Parece simples para quem vê a peça no final do ano. Mas conseguir cativar alunos para ensaios todas as semanas, para decorarem e interpretarem um texto que não é um texto fácil e para terem a capacidade de por cinco noites o apresentar a mais de 60 pessoas por noite, é realmente notável. Ainda mais notável é conseguir que essa rotina se mantenha todos os anos. Ainda são projectos deste tipo que marcam a diferença. Muitos dos estudantes que vão assistir à peça, vão pela primeira vez ao teatro. Descobrem um texto, uma situação, um problema. Vêem pessoas muito próximas deles (amigos, conhecidos) a interpretá-lo. Por outro lado, professores e pais que vão à peça têm não só a oportunidade de ver textos de autores que já conhecem num espectáculo estruturado, como têm a oportunidade de constatar que não estão a formar maquinas na escola, mas sim seres humanos cultos, intervenientes e pensadores.
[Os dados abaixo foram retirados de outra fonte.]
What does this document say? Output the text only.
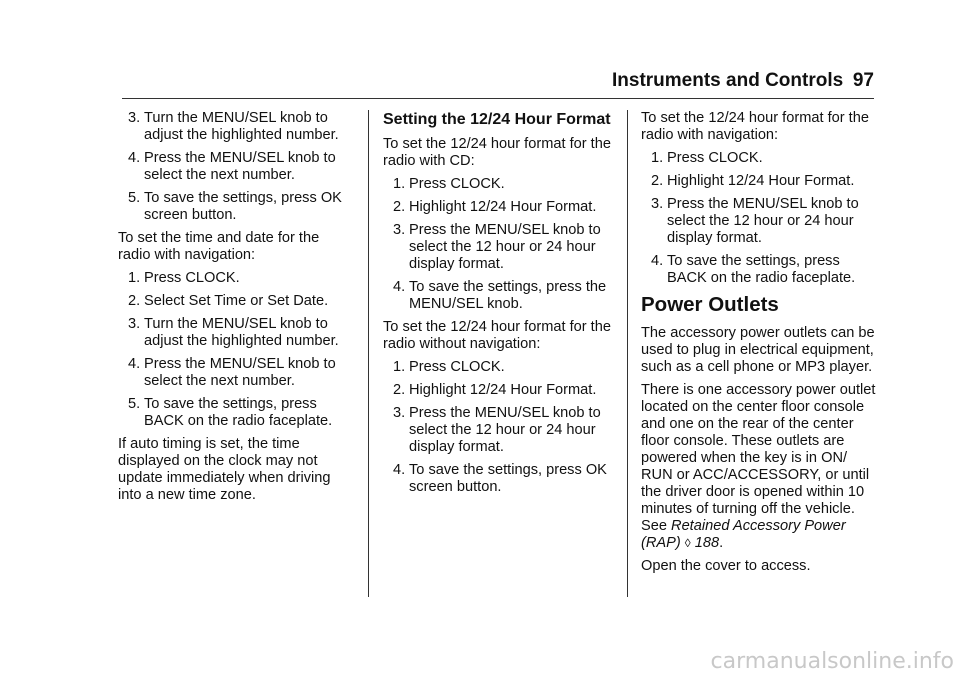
Instruments and Controls 97
3. Turn the MENU/SEL knob to adjust the highlighted number.
4. Press the MENU/SEL knob to select the next number.
5. To save the settings, press OK screen button.

To set the time and date for the radio with navigation:

1. Press CLOCK.
2. Select Set Time or Set Date.
3. Turn the MENU/SEL knob to adjust the highlighted number.
4. Press the MENU/SEL knob to select the next number.
5. To save the settings, press BACK on the radio faceplate.

If auto timing is set, the time displayed on the clock may not update immediately when driving into a new time zone.

Setting the 12/24 Hour Format

To set the 12/24 hour format for the radio with CD:

1. Press CLOCK.
2. Highlight 12/24 Hour Format.
3. Press the MENU/SEL knob to select the 12 hour or 24 hour display format.
4. To save the settings, press the MENU/SEL knob.

To set the 12/24 hour format for the radio without navigation:

1. Press CLOCK.
2. Highlight 12/24 Hour Format.
3. Press the MENU/SEL knob to select the 12 hour or 24 hour display format.
4. To save the settings, press OK screen button.

To set the 12/24 hour format for the radio with navigation:

1. Press CLOCK.
2. Highlight 12/24 Hour Format.
3. Press the MENU/SEL knob to select the 12 hour or 24 hour display format.
4. To save the settings, press BACK on the radio faceplate.
Power Outlets

The accessory power outlets can be used to plug in electrical equipment, such as a cell phone or MP3 player.

There is one accessory power outlet located on the center floor console and one on the rear of the center floor console. These outlets are powered when the key is in ON/ RUN or ACC/ACCESSORY, or until the driver door is opened within 10 minutes of turning off the vehicle. See Retained Accessory Power (RAP) ◊ 188.

Open the cover to access.

carmanualsonline.info
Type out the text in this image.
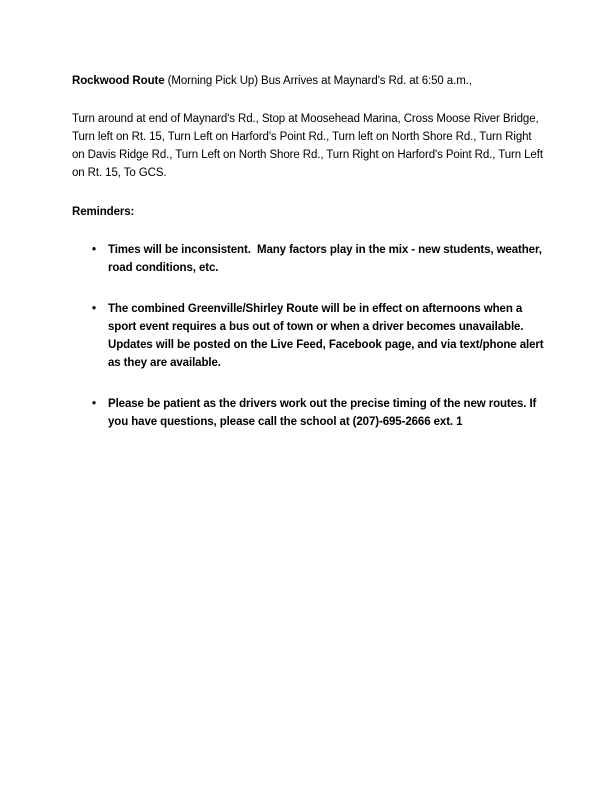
Rockwood Route (Morning Pick Up) Bus Arrives at Maynard's Rd. at 6:50 a.m.,

Turn around at end of Maynard's Rd., Stop at Moosehead Marina, Cross Moose River Bridge, Turn left on Rt. 15, Turn Left on Harford's Point Rd., Turn left on North Shore Rd., Turn Right on Davis Ridge Rd., Turn Left on North Shore Rd., Turn Right on Harford's Point Rd., Turn Left on Rt. 15, To GCS.

Reminders:

•	Times will be inconsistent.  Many factors play in the mix - new students, weather, road conditions, etc.
•	The combined Greenville/Shirley Route will be in effect on afternoons when a sport event requires a bus out of town or when a driver becomes unavailable. Updates will be posted on the Live Feed, Facebook page, and via text/phone alert as they are available.
•	Please be patient as the drivers work out the precise timing of the new routes. If you have questions, please call the school at (207)-695-2666 ext. 1
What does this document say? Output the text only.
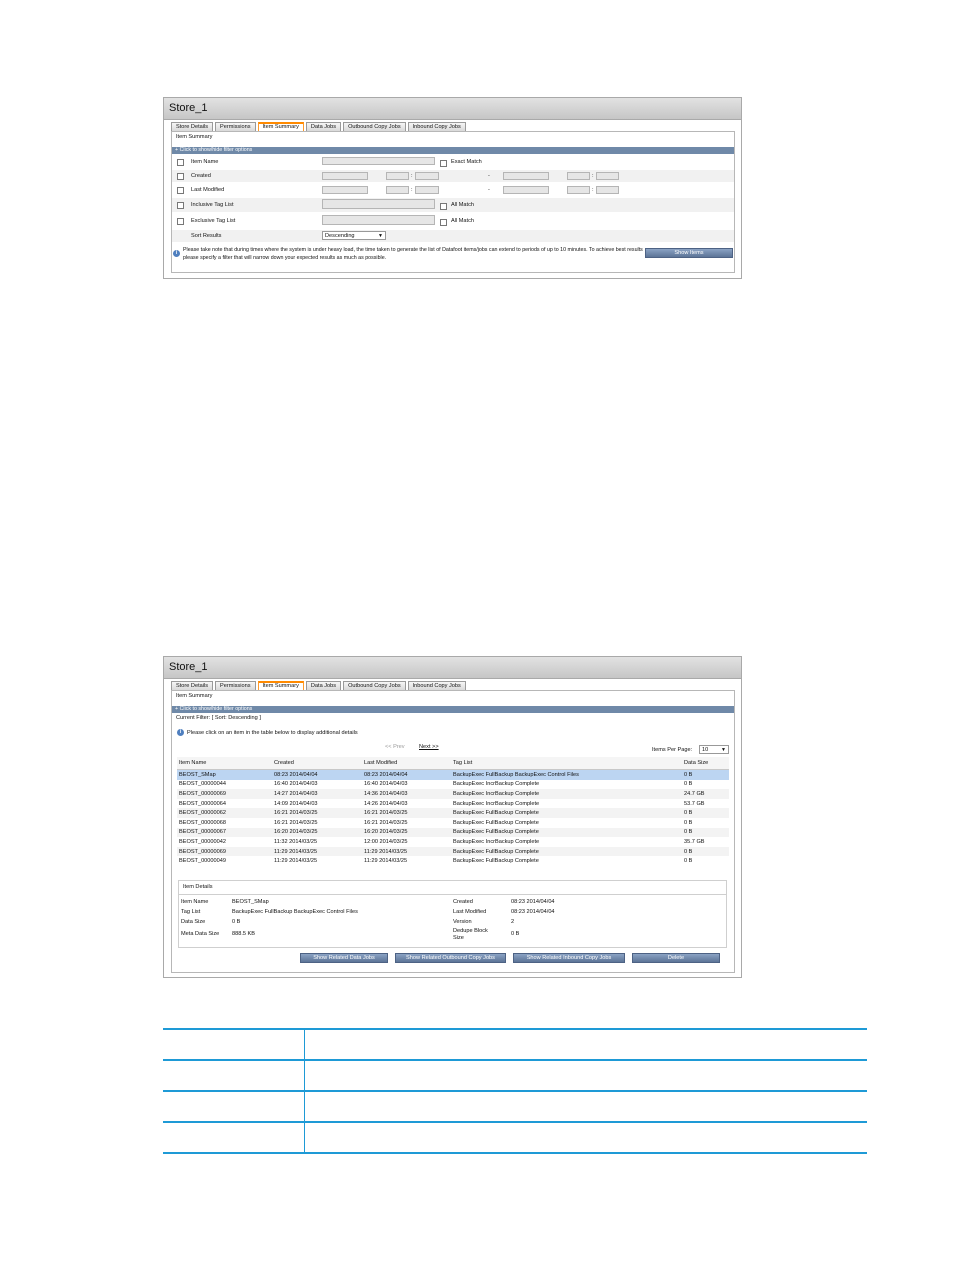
Store_1
Store Details	Permissions	Item Summary	Data Jobs	Outbound Copy Jobs	Inbound Copy Jobs
Item Summary
+ Click to show/hide filter options
Item Name	Exact Match
Created	:	-	:
Last Modified	:	-	:
Inclusive Tag List	All Match
Exclusive Tag List	All Match
Sort Results	Descending	▼
i	Please take note that during times where the system is under heavy load, the time taken to generate the list of Datafoot items/jobs can extend to periods of up to 10 minutes. To achieve best results please specify a filter that will narrow down your expected results as much as possible.
Show Items
Store_1
Store Details	Permissions	Item Summary	Data Jobs	Outbound Copy Jobs	Inbound Copy Jobs
Item Summary
+ Click to show/hide filter options
Current Filter: [ Sort: Descending ]
i	Please click on an item in the table below to display additional details
<< Prev	Next >>	Items Per Page:	10	▼
Item Name	Created	Last Modified	Tag List	Data Size
BEOST_SMap	08:23 2014/04/04	08:23 2014/04/04	BackupExec FullBackup BackupExec Control Files	0 B
BEOST_00000044	16:40 2014/04/03	16:40 2014/04/03	BackupExec IncrBackup Complete	0 B
BEOST_00000069	14:27 2014/04/03	14:36 2014/04/03	BackupExec IncrBackup Complete	24.7 GB
BEOST_00000064	14:09 2014/04/03	14:26 2014/04/03	BackupExec IncrBackup Complete	53.7 GB
BEOST_00000062	16:21 2014/03/25	16:21 2014/03/25	BackupExec FullBackup Complete	0 B
BEOST_00000068	16:21 2014/03/25	16:21 2014/03/25	BackupExec FullBackup Complete	0 B
BEOST_00000067	16:20 2014/03/25	16:20 2014/03/25	BackupExec FullBackup Complete	0 B
BEOST_00000042	11:32 2014/03/25	12:00 2014/03/25	BackupExec IncrBackup Complete	35.7 GB
BEOST_00000069	11:29 2014/03/25	11:29 2014/03/25	BackupExec FullBackup Complete	0 B
BEOST_00000049	11:29 2014/03/25	11:29 2014/03/25	BackupExec FullBackup Complete	0 B
Item Details
Item Name	BEOST_SMap
Tag List	BackupExec FullBackup BackupExec Control Files
Data Size	0 B
Meta Data Size 888.5 KB
Created	08:23 2014/04/04
Last Modified	08:23 2014/04/04
Version	2
Dedupe Block Size
0 B
Show Related Data Jobs	Show Related Outbound Copy Jobs	Show Related Inbound Copy Jobs	Delete
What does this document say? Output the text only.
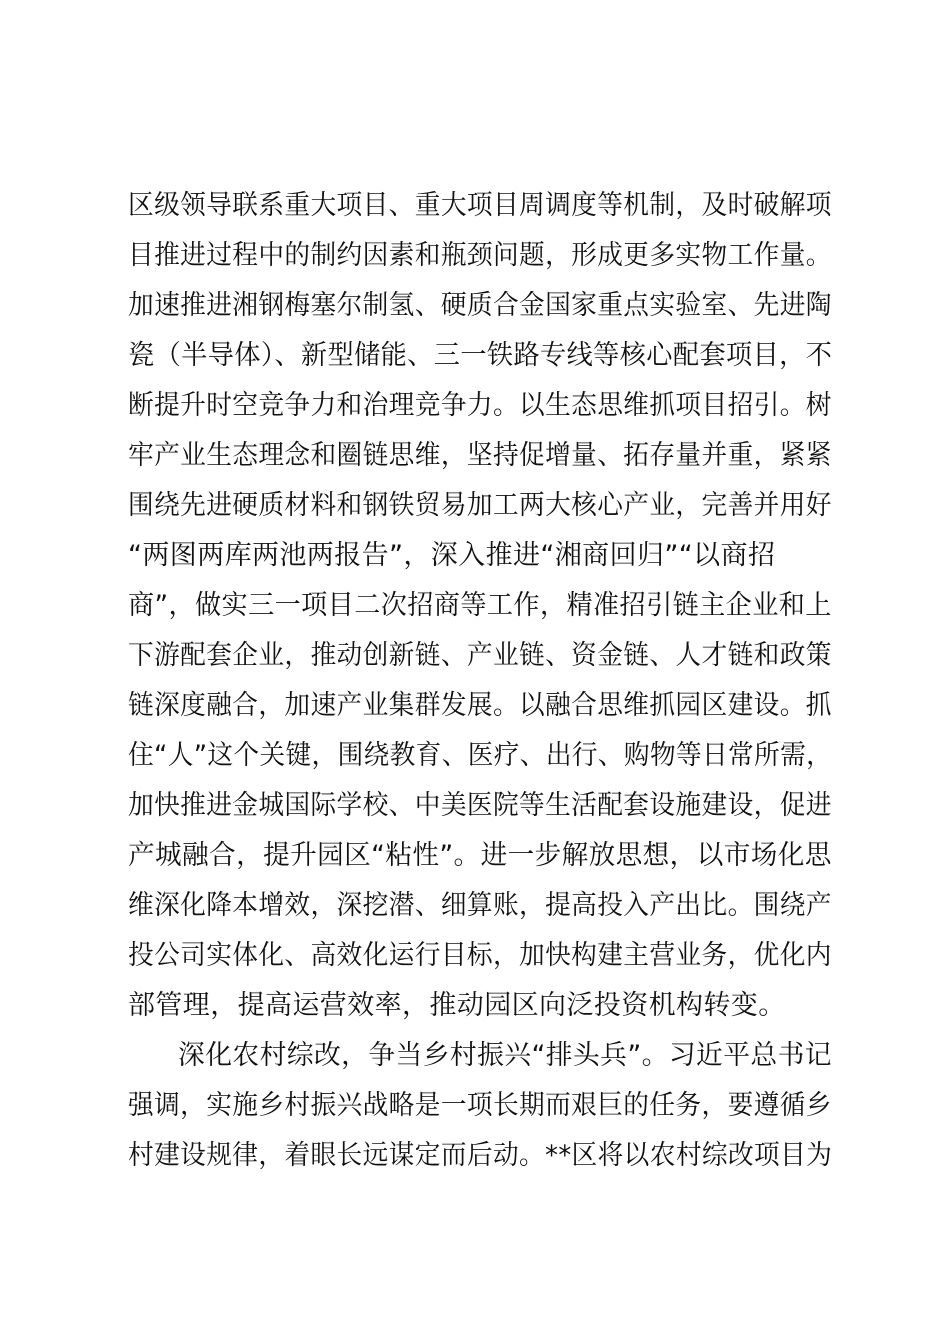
区级领导联系重大项目、重大项目周调度等机制，及时破解项
目推进过程中的制约因素和瓶颈问题，形成更多实物工作量。
加速推进湘钢梅塞尔制氢、硬质合金国家重点实验室、先进陶
瓷（半导体）、新型储能、三一铁路专线等核心配套项目，不
断提升时空竞争力和治理竞争力。以生态思维抓项目招引。树
牢产业生态理念和圈链思维，坚持促增量、拓存量并重，紧紧
围绕先进硬质材料和钢铁贸易加工两大核心产业，完善并用好
“两图两库两池两报告”，深入推进“湘商回归”“以商招
商”，做实三一项目二次招商等工作，精准招引链主企业和上
下游配套企业，推动创新链、产业链、资金链、人才链和政策
链深度融合，加速产业集群发展。以融合思维抓园区建设。抓
住“人”这个关键，围绕教育、医疗、出行、购物等日常所需，
加快推进金城国际学校、中美医院等生活配套设施建设，促进
产城融合，提升园区“粘性”。进一步解放思想，以市场化思
维深化降本增效，深挖潜、细算账，提高投入产出比。围绕产
投公司实体化、高效化运行目标，加快构建主营业务，优化内
部管理，提高运营效率，推动园区向泛投资机构转变。
深化农村综改，争当乡村振兴“排头兵”。习近平总书记
强调，实施乡村振兴战略是一项长期而艰巨的任务，要遵循乡
村建设规律，着眼长远谋定而后动。**区将以农村综改项目为
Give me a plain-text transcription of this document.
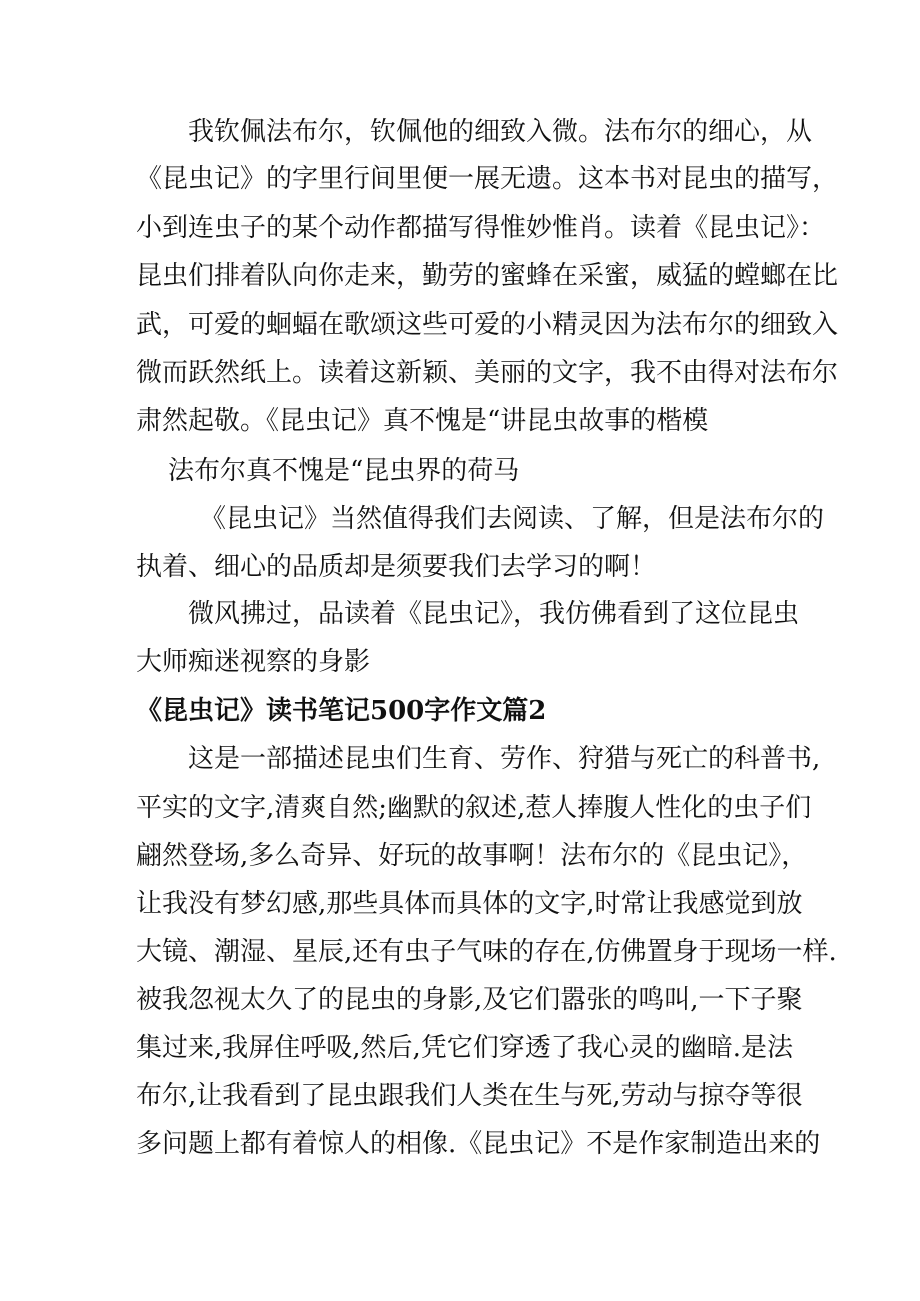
我钦佩法布尔，钦佩他的细致入微。法布尔的细心，从
《昆虫记》的字里行间里便一展无遗。这本书对昆虫的描写，
小到连虫子的某个动作都描写得惟妙惟肖。读着《昆虫记》：
昆虫们排着队向你走来，勤劳的蜜蜂在采蜜，威猛的螳螂在比
武，可爱的蛔蝠在歌颂这些可爱的小精灵因为法布尔的细致入
微而跃然纸上。读着这新颖、美丽的文字，我不由得对法布尔
肃然起敬。《昆虫记》真不愧是“讲昆虫故事的楷模
法布尔真不愧是“昆虫界的荷马
《昆虫记》当然值得我们去阅读、了解，但是法布尔的
执着、细心的品质却是须要我们去学习的啊！
微风拂过，品读着《昆虫记》，我仿佛看到了这位昆虫
大师痴迷视察的身影
《昆虫记》读书笔记500字作文篇2
这是一部描述昆虫们生育、劳作、狩猎与死亡的科普书,
平实的文字,清爽自然;幽默的叙述,惹人捧腹人性化的虫子们
翩然登场,多么奇异、好玩的故事啊！法布尔的《昆虫记》，
让我没有梦幻感,那些具体而具体的文字,时常让我感觉到放
大镜、潮湿、星辰,还有虫子气味的存在,仿佛置身于现场一样.
被我忽视太久了的昆虫的身影,及它们嚣张的鸣叫,一下子聚
集过来,我屏住呼吸,然后,凭它们穿透了我心灵的幽暗.是法
布尔,让我看到了昆虫跟我们人类在生与死,劳动与掠夺等很
多问题上都有着惊人的相像.《昆虫记》不是作家制造出来的
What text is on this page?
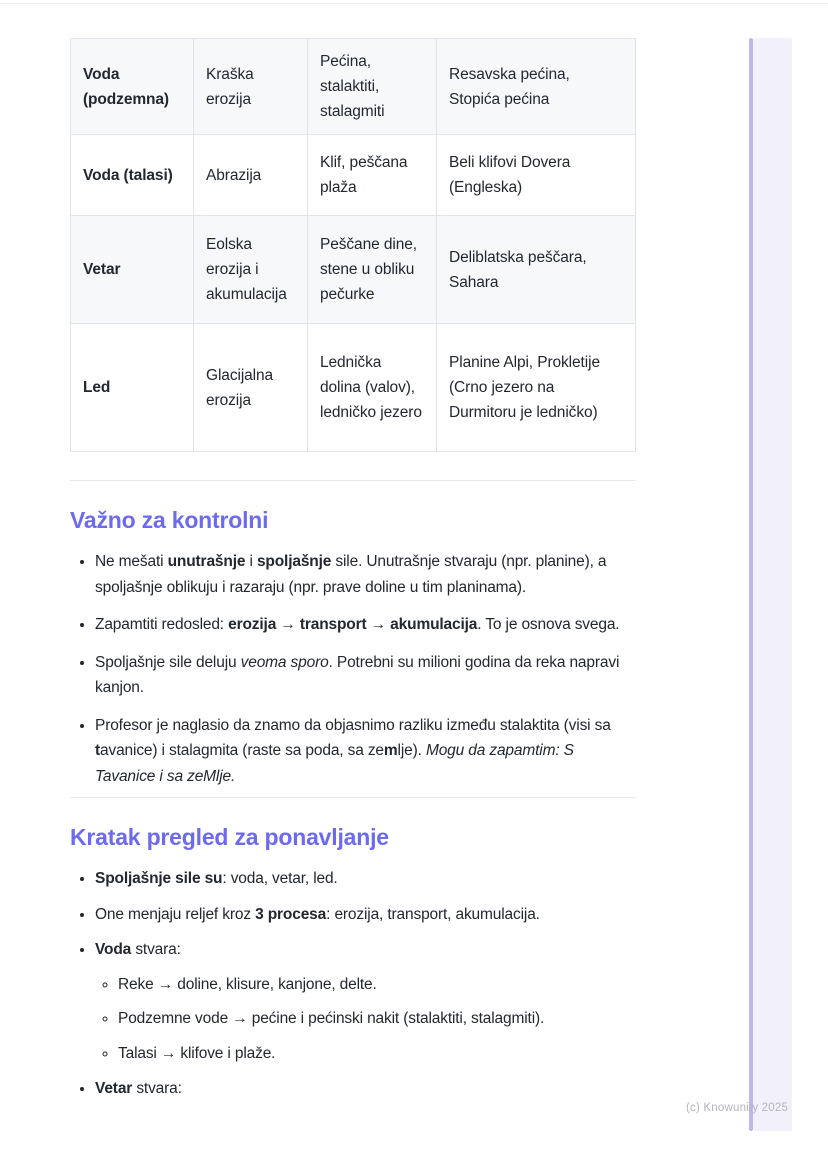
Voda (podzemna)	Kraška erozija	Pećina, stalaktiti, stalagmiti	Resavska pećina, Stopića pećina
Voda (talasi)	Abrazija	Klif, peščana plaža	Beli klifovi Dovera (Engleska)
Vetar	Eolska erozija i akumulacija	Peščane dine, stene u obliku pečurke	Deliblatska peščara, Sahara
Led	Glacijalna erozija	Lednička dolina (valov), ledničko jezero	Planine Alpi, Prokletije (Crno jezero na Durmitoru je ledničko)
Važno za kontrolni
• Ne mešati unutrašnje i spoljašnje sile. Unutrašnje stvaraju (npr. planine), a spoljašnje oblikuju i razaraju (npr. prave doline u tim planinama).
• Zapamtiti redosled: erozija → transport → akumulacija. To je osnova svega.
• Spoljašnje sile deluju veoma sporo. Potrebni su milioni godina da reka napravi kanjon.
• Profesor je naglasio da znamo da objasnimo razliku između stalaktita (visi sa tavanice) i stalagmita (raste sa poda, sa zemlje). Mogu da zapamtim: S Tavanice i sa zeMlje.
Kratak pregled za ponavljanje
• Spoljašnje sile su: voda, vetar, led.
• One menjaju reljef kroz 3 procesa: erozija, transport, akumulacija.
• Voda stvara:
◦ Reke → doline, klisure, kanjone, delte.
◦ Podzemne vode → pećine i pećinski nakit (stalaktiti, stalagmiti).
◦ Talasi → klifove i plaže.
• Vetar stvara:
(c) Knowunity 2025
Depois de uma comédia do Woody Allen no ano passado, este ano brindaram-nos com um texto que junta o universo Pessoano do “Livro do Desassossego” de Bernardo Soares, com o recente “o homem ou é tolo ou é uma mulher” de Gonçalo M. Tavares. A confluência de textos originou o “na linha fluida da vida, individualidade amorfa”:
- Dois Fernando Pessoa interpretados por Pedro Batista e Pedro Videira, ofereciam-nos a voz do criador estético - quem somos, porque o somos, o que é a alma, o que são os outros em nós mesmos -, do inventor de si próprio;
-Os espectadores da cena, interpretados por Rita Marques, Beatriz Barata e Henrique, apresentam-nos a perspectiva de quem observa a criação e a fragmentação do criador;
- O Coro, por Patrícia Garcia e Raquel Abrantes, contextualiza e permite-nos fazer uma ponte mais racional entre o criador, o objecto da criação e o observador;
- E por fim as identidades do ser, as almas do eu, as personalidades das emoções, cinco personagens, interpretadas por Mariana Gomes, Vera Planos, Joana Lourenço, Filipa Afonso, Laura Silva e Diana Rabasquinho, em que se mistura toda a complexidade do pensamento pessoano, a fragmentação do eu, a dor de pensar e de viver, a consciência do absurdo, o anti sentimentalismo, a auto análise, o fingimento poético, o decadentismo, as máscaras de nós próprios, a construção, as múltiplas personalidades de nós mesmos (que somos nós mesmos).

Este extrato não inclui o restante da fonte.